Manchmal habe ich das Gefühl, ich habe über die Leinwand nur bis zum ersten Pinselstrich die Macht, dann beginnt sie selbst zu leben und schreibt mir die weiteren Schritte vor. Nach und nach ergibt sich ein Bild, das natürlich in mir gewachsen ist, das aber von der Leinwand wie von einem Spiegel reflektiert wird.[4]

 

Wie kommt es aber, dass diese Bilder, die höchst individuelle Äußerung des Künstlers selbst sind, zugleich für jeden Betrachter funktionieren können, ja von mir gar als „allumfassend“ bezeichnet werden?

 

Einen Schlüssel zu dieser Frage könnte ein Zitat von Hans Bischoffshausen, Taupes Mentor, darstellen: „Hier sei festgehalten, dass Kunst nicht, wie viele Ambitionierte es gerne haben möchten, ein anderes, höheres, abstraktes Wesen mit eigenen unerforschten Entwicklungsgesetzen ist, sondern eine vollständig dem Menschen und seinem Dasein zugehörige, psychologisch definierbare Aktivität von Einzelnen in der Gesellschaft ist, und […] als eine (kollektive) Leistung zu begreifen ist, die eher einer Nötigung als einem Talent, eher einer [sic! ] seelischen Hygiene als der [sic! ] Ebenbildlichkeit mit Gott darstellt.[5]

 

Kunst ist also laut Bischoffshausen individueller Ausdruck, seelische Hygiene und kollektive Leistung zugleich – eine Betrachtungsweise, die auf Taupes Bilder vollständig anwendbar ist.

 

Dies liegt an der künstlerischen Ausdrucksweise von Taupe, die dem Betrachter keinerlei Interpretation aufdrängt, keinen Titel vorgibt und deren Sprache nie so konkret wird, dass die Bilder tatsächlich wie ein intimes Tagebuch gelesen werden können. Es ist kein bewusstes Aufarbeiten des Unbewussten, keine intellektuelle Betrachtung der eigenen Wahrnehmung, sondern unmittelbarer malerischer Ausdruck bewusster und unbewusster Gedächtnisinhalte.

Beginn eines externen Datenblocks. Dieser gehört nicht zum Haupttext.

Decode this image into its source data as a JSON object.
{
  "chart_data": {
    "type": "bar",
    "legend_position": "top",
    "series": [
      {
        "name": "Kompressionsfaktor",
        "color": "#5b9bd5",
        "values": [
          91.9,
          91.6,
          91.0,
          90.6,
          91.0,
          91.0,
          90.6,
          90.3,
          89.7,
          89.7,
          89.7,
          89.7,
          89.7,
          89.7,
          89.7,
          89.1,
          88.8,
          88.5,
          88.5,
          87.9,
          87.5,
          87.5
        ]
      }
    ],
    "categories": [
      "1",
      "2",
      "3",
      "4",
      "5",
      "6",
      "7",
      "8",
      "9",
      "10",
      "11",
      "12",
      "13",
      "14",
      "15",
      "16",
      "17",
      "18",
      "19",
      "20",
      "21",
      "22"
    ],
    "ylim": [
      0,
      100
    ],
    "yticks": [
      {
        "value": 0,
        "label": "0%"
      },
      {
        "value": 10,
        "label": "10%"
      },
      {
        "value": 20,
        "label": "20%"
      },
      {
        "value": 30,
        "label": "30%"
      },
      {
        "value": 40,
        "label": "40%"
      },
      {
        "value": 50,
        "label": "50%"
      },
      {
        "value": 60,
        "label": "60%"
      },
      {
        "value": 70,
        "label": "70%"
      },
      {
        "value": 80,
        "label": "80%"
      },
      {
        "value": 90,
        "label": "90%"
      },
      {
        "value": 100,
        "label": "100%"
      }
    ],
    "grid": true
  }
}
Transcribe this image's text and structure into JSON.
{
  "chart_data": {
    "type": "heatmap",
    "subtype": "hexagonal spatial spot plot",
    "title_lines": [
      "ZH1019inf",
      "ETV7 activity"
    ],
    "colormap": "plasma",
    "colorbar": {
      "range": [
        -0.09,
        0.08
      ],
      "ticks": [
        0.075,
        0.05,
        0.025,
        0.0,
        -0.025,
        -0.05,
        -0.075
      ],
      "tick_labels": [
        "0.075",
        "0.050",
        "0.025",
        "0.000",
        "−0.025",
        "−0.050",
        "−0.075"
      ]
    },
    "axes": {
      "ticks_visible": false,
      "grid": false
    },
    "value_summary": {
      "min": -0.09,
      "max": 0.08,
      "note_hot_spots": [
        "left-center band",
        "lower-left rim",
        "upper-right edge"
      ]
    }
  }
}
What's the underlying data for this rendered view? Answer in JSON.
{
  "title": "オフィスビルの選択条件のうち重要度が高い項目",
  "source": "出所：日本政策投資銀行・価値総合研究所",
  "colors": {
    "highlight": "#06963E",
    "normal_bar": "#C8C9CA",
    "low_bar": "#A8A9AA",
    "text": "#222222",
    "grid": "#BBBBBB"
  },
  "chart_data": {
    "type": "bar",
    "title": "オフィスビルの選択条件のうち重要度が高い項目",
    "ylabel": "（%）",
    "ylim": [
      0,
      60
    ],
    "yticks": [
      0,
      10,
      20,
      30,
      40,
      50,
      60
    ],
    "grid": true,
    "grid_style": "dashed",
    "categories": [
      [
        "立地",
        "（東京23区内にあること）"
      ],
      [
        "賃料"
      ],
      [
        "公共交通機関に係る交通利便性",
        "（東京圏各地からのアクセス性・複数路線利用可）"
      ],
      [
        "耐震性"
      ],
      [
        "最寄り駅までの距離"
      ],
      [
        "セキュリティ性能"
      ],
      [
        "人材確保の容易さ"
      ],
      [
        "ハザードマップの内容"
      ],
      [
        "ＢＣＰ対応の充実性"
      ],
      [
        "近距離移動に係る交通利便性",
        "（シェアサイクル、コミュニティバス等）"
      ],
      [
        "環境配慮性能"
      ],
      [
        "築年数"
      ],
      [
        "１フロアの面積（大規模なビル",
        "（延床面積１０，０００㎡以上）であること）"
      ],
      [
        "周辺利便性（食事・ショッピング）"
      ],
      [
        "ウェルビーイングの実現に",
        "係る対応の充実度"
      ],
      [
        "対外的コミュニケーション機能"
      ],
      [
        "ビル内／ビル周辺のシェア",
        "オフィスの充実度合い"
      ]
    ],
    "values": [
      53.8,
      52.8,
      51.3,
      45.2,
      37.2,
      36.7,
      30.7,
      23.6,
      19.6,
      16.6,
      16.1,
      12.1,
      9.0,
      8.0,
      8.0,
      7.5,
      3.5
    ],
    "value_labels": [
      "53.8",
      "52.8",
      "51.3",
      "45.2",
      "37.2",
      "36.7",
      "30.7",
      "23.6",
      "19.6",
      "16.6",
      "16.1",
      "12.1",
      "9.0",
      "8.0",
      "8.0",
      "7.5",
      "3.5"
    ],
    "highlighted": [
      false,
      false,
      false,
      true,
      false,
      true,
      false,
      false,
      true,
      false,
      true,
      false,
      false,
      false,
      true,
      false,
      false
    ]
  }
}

Ich möchte die Farbflächen (Abb. 1 od. 2) in Taupes Bildern als Variablen bezeichnen. Es sind Farbflächen, die meist scharf voneinander abgegrenzt sind, manchmal aber auch verschwommene Konturen aufweisen, sich übereinander schieben, aneinanderstoßen, oft auch weit voneinander entfernt liegen. Diese Variablen können mit mannigfaltigen Inhalten gefüllt werden und Schemata, Landkarten für die unterschiedlichsten Beziehungskonstrukte darstellen. Die Möglichkeiten, diese Platzhalter mit Inhalt aufzuladen sind dabei grenzenlos: Es funktioniert mit Naturphänomenen genau so wie mit Emotionen, Landschaften, Menschen, Galaxien, Meinungen, Mikroorganismen etc. Sie können genauso für intimste Gedanken stehen, wie für politische Verhältnisse oder geographische Situationen – sind also allumfassend.

 

Denn genau so funktioniert ja eben „alles“: Alles steht miteinander in Beziehung, ist eine „Gleichgewichtigkeit zwischen (…) antinomischen Impulsen[6], ein Spannungsverhältnis zwischen verschiedenen Kräften, das einmal mehr in eine, dann wieder in die andere Richtung tendiert, in dem aber grundsätzlich alles vorhanden ist. „Eine solche Gleichgewichtigkeit bedeutet indessen nicht etwas Statisches, wie man meinen könnte, sondern sie ist voll ungemeiner innerer Dynamik, weil sie nie etwas Erreichtes, sondern etwas immer wieder Herzustellendes ist.[7]

 

Alles steht miteinander in Beziehung, das ganz Kleine spiegelt sich im ganz Großen wider (man vergleiche beispielsweise den Aufbau eines Atoms mit dem Aufbau einer Galaxie, oder die Parallelen von zwischenmenschliche Beziehungen zu Beziehungen von Staaten zueinander). So ist es auch mit Taupes Œuvre, in dem „jedes Bild Teil eines Ganzen, ein eigenständiges Fragment in einem offenen, unendlich weiten künstlerischen Malraum[8] ist – in diesem Sinne könnte man Taupes Bilder auch als Holons[9] betrachten. Jedes Bild steht für sich selbst, ist in sich geschlossen und doch unendlich offen, ist selbst Ganzes und zugleich Teil eines größeren Ganzen, nämlich von Taupes Landkarte des Lebens, die er beständig erweitert.

 

Taupes Bilder bestehen jedoch nicht nur aus den oben beschriebenen, meist relativ klar „abgesteckten“ Farbflächen. Genau so wie diese sind plötzlich erscheinende unklare  Flecken (Abb. 3 od. 4) ganz typische Bestandteile von Taupes Bildern. Es sind oft ganz kleine, aber durchaus auch größere Bereiche, in denen sich Farben vermischen und Formen ausbrechen. Diese Bereiche könnte man als die halb verdrängten oder vergessenen Bewusstseinsinhalte deuten, als plötzliche Erinnerungen, die auftauchen, ohne dass man ihrer wirklich gewahr wird. Wie ein bestimmter Geruch, der uns im Alltag unvermittelt an die Kindheit erinnert, oder der Straßenlärm, der uns zwar umgibt, den wir aber zumeist ausblenden. Es sind die Bereiche der Innen- oder Außenwelt, derer man sich noch nicht oder nicht mehr voll bewusst ist.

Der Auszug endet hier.